Tumor de Buschke - Löwenstein: um caso em doente com coinfeção Vírus da
imunodeficiência humana e Vírus papiloma humano
Introdução
O tumor de Buschke-Löwenstein (TBL), também designado por condiloma
acuminatumgigante, é uma variante rara de condiloma que se apresenta
clinicamente como uma lesão tumoral extensa na região genital, anal e/ou
perianal. Foi descrito pela primeira vez em 1896 por Buschke numa lesão do
pénis1,2. Desde então, foram publicados vários casos clínicos, a maioria em
localização genital. Este tumor, com alta taxa de transformação maligna,
comporta-se localmente como uma neoplasia com capacidade de invasão das
estruturas adjacentes, apesar de apresentar características histológicas
benignas e de não ter potencial metastático3. A cirurgia é considerada a melhor
opção terapêutica inicial pela maioria dos autores, mas o tumor possuiu uma
alta taxa de recorrência pós-cirúrgica.
Caso clínico
Doente do sexo masculino, 35 anos, caucasiano, observado em agosto de 2007 em
consulta de Proctologia por vegetação perianal, proctalgia, proctorreia e
incontinência anal passiva com 10 meses de evolução. Referia consumo etanólico
(100 g/dia) desde os 18 anos. O doente tinha hepatite crónica C e infeção VIH-
1 diagnosticadas aos 28 anos, apresentando na altura da consulta uma contagem
de 67 células CD4/_l. Estava medicado com lamivudina, estavudina e efavirence.

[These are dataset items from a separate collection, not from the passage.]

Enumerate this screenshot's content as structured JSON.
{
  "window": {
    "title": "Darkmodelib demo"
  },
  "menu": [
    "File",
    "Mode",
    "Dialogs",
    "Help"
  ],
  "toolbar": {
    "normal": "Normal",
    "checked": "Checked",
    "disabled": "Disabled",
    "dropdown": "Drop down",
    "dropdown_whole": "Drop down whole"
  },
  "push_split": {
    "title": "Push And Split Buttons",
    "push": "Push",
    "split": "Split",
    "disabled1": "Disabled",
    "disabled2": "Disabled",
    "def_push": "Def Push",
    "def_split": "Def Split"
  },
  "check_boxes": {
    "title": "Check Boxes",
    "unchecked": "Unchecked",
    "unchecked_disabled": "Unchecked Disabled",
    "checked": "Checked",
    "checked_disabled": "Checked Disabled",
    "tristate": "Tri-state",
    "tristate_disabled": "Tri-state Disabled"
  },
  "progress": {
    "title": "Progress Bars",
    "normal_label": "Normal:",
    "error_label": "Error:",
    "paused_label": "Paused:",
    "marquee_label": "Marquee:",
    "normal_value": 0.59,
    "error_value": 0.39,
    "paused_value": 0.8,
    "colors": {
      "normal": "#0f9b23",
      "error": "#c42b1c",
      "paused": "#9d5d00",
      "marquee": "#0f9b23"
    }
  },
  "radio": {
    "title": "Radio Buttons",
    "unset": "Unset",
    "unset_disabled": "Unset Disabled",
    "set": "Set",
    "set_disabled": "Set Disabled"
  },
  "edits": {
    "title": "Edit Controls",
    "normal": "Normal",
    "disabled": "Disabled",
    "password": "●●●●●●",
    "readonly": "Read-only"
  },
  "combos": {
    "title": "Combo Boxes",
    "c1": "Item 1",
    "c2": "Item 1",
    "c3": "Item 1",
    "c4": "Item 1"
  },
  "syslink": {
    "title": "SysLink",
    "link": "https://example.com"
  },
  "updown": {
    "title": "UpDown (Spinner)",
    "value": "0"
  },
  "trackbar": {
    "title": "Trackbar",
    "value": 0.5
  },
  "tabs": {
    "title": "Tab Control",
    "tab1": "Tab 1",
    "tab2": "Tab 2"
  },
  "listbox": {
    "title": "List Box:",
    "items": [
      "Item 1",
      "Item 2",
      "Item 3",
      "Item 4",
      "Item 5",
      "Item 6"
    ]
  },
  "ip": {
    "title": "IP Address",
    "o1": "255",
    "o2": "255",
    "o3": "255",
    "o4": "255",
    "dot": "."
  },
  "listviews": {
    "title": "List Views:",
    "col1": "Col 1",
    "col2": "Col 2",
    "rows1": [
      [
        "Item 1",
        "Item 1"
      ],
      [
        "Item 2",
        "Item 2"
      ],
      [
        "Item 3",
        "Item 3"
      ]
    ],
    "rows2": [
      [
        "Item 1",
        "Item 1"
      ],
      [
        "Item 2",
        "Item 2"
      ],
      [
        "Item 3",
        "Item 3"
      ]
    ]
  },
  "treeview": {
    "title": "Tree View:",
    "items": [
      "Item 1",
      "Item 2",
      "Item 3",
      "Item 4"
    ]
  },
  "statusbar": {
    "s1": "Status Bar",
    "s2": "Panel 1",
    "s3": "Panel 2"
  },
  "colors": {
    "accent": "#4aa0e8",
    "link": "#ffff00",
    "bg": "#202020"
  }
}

Ao exame proctológico apresentava uma volumosa lesão vegetante e infiltrativa
ocupando a região perianal e o canal anal (fig._1). O diagnóstico histológico
da lesão revelou condiloma acuminatum, sem transformação maligna (fig._2).
Efetuou uma ressonância magnética (RM) pélvica que revelou uma lesão expansiva,
exofítica em relação ao canal anal, com 10×6 cm de diâmetro, contactando com o
esfíncter anal externo na sua porção superior (fig._3).
Foi submetido a ressecção cirúrgica (fig._4), tendo as lesões condilomatosas
residuais sido tratadas com imiquimod tópico e crioterapia. O exame
anatomopatológico da peça operatória mostrou condiloma acuminatum, confirmando
a ausência de transformação maligna.
Doze meses após a cirurgia encontrava-se assintomático e não apresentava lesões
ao exame objetivo (fig._5). A reavaliação clínica, com ecografia endoretal e RM
pélvica (fig._5) não revelaram recorrência da doença.
Discussão
Apresentamos um caso raro de TBL perianal e anal, em doente jovem com hábitos
etanólicos e infeção VIH, 2 fatores de risco descritos para o aparecimento
desta lesão, que foi tratado cirurgicamente com sucesso.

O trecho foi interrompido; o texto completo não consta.